2. Sakus hernia indirek harus diisolasi, dipisahkan dari peritoneum, dan diligasi.
Pada bayi dan anak-anak yang mempunyai anatomi inguinal normal, repair hanya
terbatas pada ligasi tinggi, memisahkan sakus, dan mengecilkan cincin keukuran
yang semestinya, pada lkebanyakan hernia orang dewasa, dasar inguinal juga
harus direkonstuksi.
3. Hernia rekuran yang terjadi dalam beberapa bulan atau setahun biasanya
menunjukan adanya refair yang tidak adekuat. Sedangkan rekuren yang terjadi
setelah dua tahun atau lebih cenderung di sebabkan oleh timbulnua kelemahan
yang progresif pada fasia pasien.
Tindakan bedah pada hernia adalah herniotimi dan herniorafi. Pada bedah
elektif, kanalis dibuka, isi hernia dimasukkan, kantong diikat, dan dilakukan
bassiny plasty atau teknik yang lain untuk memperkkuat dinding belakang kanalis
inguinalis.
Pada bedah darurat, perinsipnya hampir sama dengan bedah elektif. Cincin
hernia langsung dicari dan dipotong. Usus halus dilihat vital atau tidak. Bila vital
dikembalikan kerongga perut, sedangkan bila tidak dilakukan reseksi dan
anastomosis end to end.

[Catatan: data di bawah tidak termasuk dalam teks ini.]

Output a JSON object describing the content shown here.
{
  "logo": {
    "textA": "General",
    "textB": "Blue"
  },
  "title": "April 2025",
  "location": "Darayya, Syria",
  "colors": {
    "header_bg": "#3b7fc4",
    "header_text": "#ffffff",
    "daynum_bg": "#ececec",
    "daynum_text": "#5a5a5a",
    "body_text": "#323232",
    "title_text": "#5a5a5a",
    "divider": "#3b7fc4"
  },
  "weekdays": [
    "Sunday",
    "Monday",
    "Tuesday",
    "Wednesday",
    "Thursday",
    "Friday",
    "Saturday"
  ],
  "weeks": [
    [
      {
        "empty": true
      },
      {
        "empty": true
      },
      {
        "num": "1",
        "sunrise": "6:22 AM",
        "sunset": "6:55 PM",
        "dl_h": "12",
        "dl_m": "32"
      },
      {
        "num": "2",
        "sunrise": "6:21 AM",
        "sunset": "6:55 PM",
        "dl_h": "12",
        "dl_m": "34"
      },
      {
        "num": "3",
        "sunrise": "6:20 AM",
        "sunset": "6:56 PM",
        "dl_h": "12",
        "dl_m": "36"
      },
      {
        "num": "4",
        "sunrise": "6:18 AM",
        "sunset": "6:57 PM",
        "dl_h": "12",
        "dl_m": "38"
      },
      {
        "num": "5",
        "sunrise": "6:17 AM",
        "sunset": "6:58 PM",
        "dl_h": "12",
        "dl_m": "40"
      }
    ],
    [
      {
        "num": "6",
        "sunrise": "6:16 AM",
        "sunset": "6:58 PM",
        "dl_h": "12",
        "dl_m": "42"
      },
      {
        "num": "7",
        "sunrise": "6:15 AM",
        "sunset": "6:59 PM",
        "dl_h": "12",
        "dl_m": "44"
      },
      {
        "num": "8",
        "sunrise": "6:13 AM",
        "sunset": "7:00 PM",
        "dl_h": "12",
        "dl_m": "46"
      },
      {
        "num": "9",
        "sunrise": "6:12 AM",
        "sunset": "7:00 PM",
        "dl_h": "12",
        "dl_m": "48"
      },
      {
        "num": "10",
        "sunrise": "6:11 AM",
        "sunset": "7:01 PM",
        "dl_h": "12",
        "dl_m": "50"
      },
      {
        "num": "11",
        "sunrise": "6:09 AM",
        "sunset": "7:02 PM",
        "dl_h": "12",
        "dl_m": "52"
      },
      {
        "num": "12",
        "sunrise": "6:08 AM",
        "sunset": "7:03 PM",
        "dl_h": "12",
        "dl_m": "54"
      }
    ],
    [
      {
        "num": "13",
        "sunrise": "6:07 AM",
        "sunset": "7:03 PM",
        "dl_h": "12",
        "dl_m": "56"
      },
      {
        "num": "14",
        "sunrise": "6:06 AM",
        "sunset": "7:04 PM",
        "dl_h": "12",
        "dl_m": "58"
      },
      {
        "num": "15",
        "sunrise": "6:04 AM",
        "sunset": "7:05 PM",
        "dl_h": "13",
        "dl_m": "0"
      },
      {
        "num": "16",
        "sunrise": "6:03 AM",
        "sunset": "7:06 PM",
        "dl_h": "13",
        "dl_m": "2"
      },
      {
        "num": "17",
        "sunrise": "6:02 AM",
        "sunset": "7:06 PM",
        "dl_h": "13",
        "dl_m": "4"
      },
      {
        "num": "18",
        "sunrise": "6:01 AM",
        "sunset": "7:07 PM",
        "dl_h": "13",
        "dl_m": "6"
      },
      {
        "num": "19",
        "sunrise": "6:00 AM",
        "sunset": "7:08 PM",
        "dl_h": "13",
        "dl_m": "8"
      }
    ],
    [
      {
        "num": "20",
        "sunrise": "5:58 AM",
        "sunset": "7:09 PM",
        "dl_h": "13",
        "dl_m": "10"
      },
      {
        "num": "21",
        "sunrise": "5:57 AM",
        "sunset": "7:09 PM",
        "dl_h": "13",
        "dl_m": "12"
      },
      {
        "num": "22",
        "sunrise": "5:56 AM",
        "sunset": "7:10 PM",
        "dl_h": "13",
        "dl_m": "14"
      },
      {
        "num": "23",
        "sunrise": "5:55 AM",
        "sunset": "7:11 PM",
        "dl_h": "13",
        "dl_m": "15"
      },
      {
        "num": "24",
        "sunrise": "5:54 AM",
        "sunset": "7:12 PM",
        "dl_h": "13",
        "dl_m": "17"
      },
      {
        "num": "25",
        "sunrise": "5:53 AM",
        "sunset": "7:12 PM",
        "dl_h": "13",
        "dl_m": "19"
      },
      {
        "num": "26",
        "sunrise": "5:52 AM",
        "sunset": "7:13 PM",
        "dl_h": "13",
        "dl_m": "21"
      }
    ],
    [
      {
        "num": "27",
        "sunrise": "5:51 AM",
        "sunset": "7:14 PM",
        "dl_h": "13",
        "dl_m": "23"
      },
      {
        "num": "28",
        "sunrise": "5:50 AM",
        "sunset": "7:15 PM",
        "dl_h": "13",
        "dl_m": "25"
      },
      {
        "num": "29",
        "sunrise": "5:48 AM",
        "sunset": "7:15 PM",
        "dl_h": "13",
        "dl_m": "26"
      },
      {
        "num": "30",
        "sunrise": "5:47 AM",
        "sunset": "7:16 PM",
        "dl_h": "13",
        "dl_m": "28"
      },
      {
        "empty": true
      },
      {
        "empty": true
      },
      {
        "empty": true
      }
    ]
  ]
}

Untuk fasilitas dan keahlian terbatas, setelah cincin hernia
dipotong dan usus dinyatakan vital langsung tutup kulit dan dirujuk kerumah sakit
dengan fasilitas lebih lengkap.
4.1 Konsep Asuhan Keperawatan Pada Pasien Hernia Inguinalis Lateralis
1.2.1 Pengkajian
1. Identitas klien
Nama, umur, jenis kelamin, agama, status, suku bangsa, pendidikan,
pekerjaan, alamat, tanggal masuk RS, tanggal pengkajian.
2. Keluhan utama
Keluhan klien sehingga dia membutuhkan perawatan medis.
3. Riwayat kesehatan
a. Riwayat kesehatan sekarang
b. Riwayat kesehatan dahulu
c. Riwayat kesehatan keluarga
4. Riwayat psikososial
Tentang kehidupan social klien, hubungan klien dengan yang lain, lingkungan
rumah klien.
5. Riwayat spiritual
Kaji tentang klien beribadah dan menjalankan kepercayaannya, ritual yang bissa
dijalankan, dll.
6. Pemeriksaan head to toe (Jones, 2017) :
a. Pemeriksaan kulit
1. Inspeksi : kebersihan, warna, pigmentasi, lesi/perlukaan,pucat, sianosis, dan
ikterik.
2. Palpasi : kelembapan, suhu permukaan kulit, tekstur, ketebalan, turgor
kulit, dan edema.
b. Pemeriksaan kepala
1. Inspeksi : ukuran lingkar kepala, bentuk, kesimestrisan, adanya lesi atau
tidak, kebersihan rambut, dan kulit rambut, jumlah dan distribusi
rambut.
2. Palpasi : adanya pembengkakan/penonjolan, dan tekstur rambut.
c. Pemeriksaan mata
1. Inspeksi : bentuk, kesimetrisan, alis mata, warna konjungtiva dan
sclera(anemis/ikterik) dan respon terhadap cahaya.
d. Pemeriksaan telinga :
1. Inspeksi : bentuk dan ukuran telinga, kesimetrisan, integritas, liang telinga
(cerumen/tanda-tanda infeksi), alat bantu dengar.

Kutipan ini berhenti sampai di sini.